Esta procesión llena la ciudad de trampas contra la indiferencia. Su cebo es la puesta en escena, la estética, la belleza sensorial. Y atraídos por todo ello se acercan los que se pensarían mucho más franquear la puerta de un templo, alérgicos a curas, cultos y lecturas. Los que no oyen misa o la oyen sin escucharla. «La Biblia es un libro que si tú lo analizas…», iban comentando dos jóvenes muy jóvenes mientras se desvían ya hacia las escalerillas del Gallo, pura conversación de exégetas.

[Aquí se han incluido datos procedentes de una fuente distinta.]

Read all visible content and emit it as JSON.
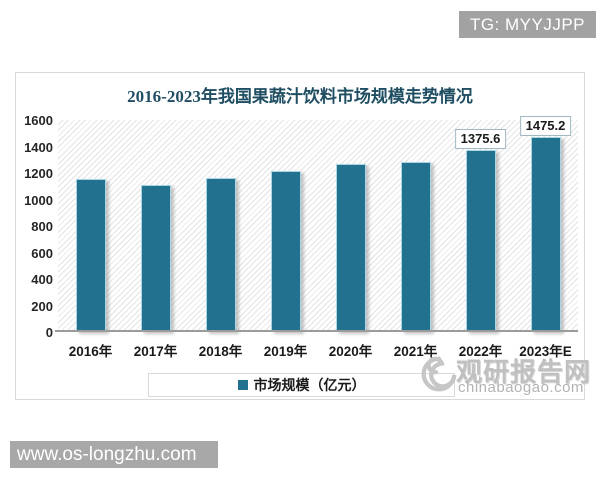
{
  "overlays": {
    "tg_badge": "TG: MYYJJPP",
    "site_bar": "www.os-longzhu.com"
  },
  "watermark": {
    "logo": "spiral-logo",
    "name": "观研报告网",
    "domain": "chinabaogao.com"
  },
  "chart_data": {
    "type": "bar",
    "title": "2016-2023年我国果蔬汁饮料市场规模走势情况",
    "categories": [
      "2016年",
      "2017年",
      "2018年",
      "2019年",
      "2020年",
      "2021年",
      "2022年",
      "2023年E"
    ],
    "values": [
      1155,
      1110,
      1165,
      1215,
      1265,
      1285,
      1375.6,
      1475.2
    ],
    "point_labels": [
      "",
      "",
      "",
      "",
      "",
      "",
      "1375.6",
      "1475.2"
    ],
    "legend_label": "市场规模（亿元）",
    "legend_position": "bottom",
    "xlabel": "",
    "ylabel": "",
    "ylim": [
      0,
      1600
    ],
    "yticks": [
      0,
      200,
      400,
      600,
      800,
      1000,
      1200,
      1400,
      1600
    ],
    "grid": false,
    "plot_background": "diagonal-hatch",
    "bar_color": "#21718f",
    "title_color": "#1f4e63"
  }
}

Filas compactas y final más temprano

La procesión siguió su discurrir hacia la Puerta de Valencia, donde el público procedente de cenas de hermandad y eventos similares iba añadiéndose a la nómina de admiradores. También se mantenía fiel un grupo no muy numeroso de devotos que fueron siguiendo todas las Palabras tras la comitiva. En las Concepcionistas de la Puerta de Valencia la predicadora fue María Fe Moral Coso, otra hermana de la Vera Cruz. Todo está cumplido. «Yo quiero, como Tú, Jesús, cuando exhale mi último aliento, cuando mis ojos cansados se cierren, poder decir que todo está cumplido… Quiero poder decir que he cumplido como hija, como madre, como cristiana… Y poder presentarme ante el Padre tranquila, en paz, con la confianza de una hija que regresa a la casa familiar; con las manos llenas de amor y obras buenas», manifestó.

Con muy poco público ya en zonas de Las Torres y Aguirre la hermandad afrontó los siempre difíciles últimos metros. Sus filas no eran muy numerosas -nunca ha sido una cofradía de vocación multitudinaria- pero sí muy parecidas a las del inicio, sin apenas bajas y casi siempre muy compactas. Alrededor de dos centenares de participantes, incluyendo coro y banceros, acompañaban a su titular hasta San Esteban donde, allí, sí, volvían a esperarle devotos y espectadores. Todos escucharon al párroco y vicario general de la Diócesis, Antonio Fernández Ferrero, quién tuvo como misión glosar la séptima y última Palabra: «En tus manos encomiendo mi espíritu». El sacerdote puso deberes a los presentes. «Todos los que estamos aquí somos capaces de poder dar ese grito (…) en tus manos pongo ese defecto que me cuesta cambiar, esa adicción que me está esclavizando, estos rencores y odios que me llenan de orgullo, esas personas de fidelidad a las personas a las que me quiero. Entrega tu espíritu al Señor, ya, ahora, en este momento».

Sonó otra vez el Coro Alonso Lobo y el Cristo se adentró hacia San Esteban mientras su sombra se escurría por el techo de la iglesia, como un reptil asustadizo escapando del sol. El cortejo cerró a la 1:14 horas de la madrugada, diecisiete minutos antes que en 2022. Entre ayer y hoy, con minúscula y mayúscula.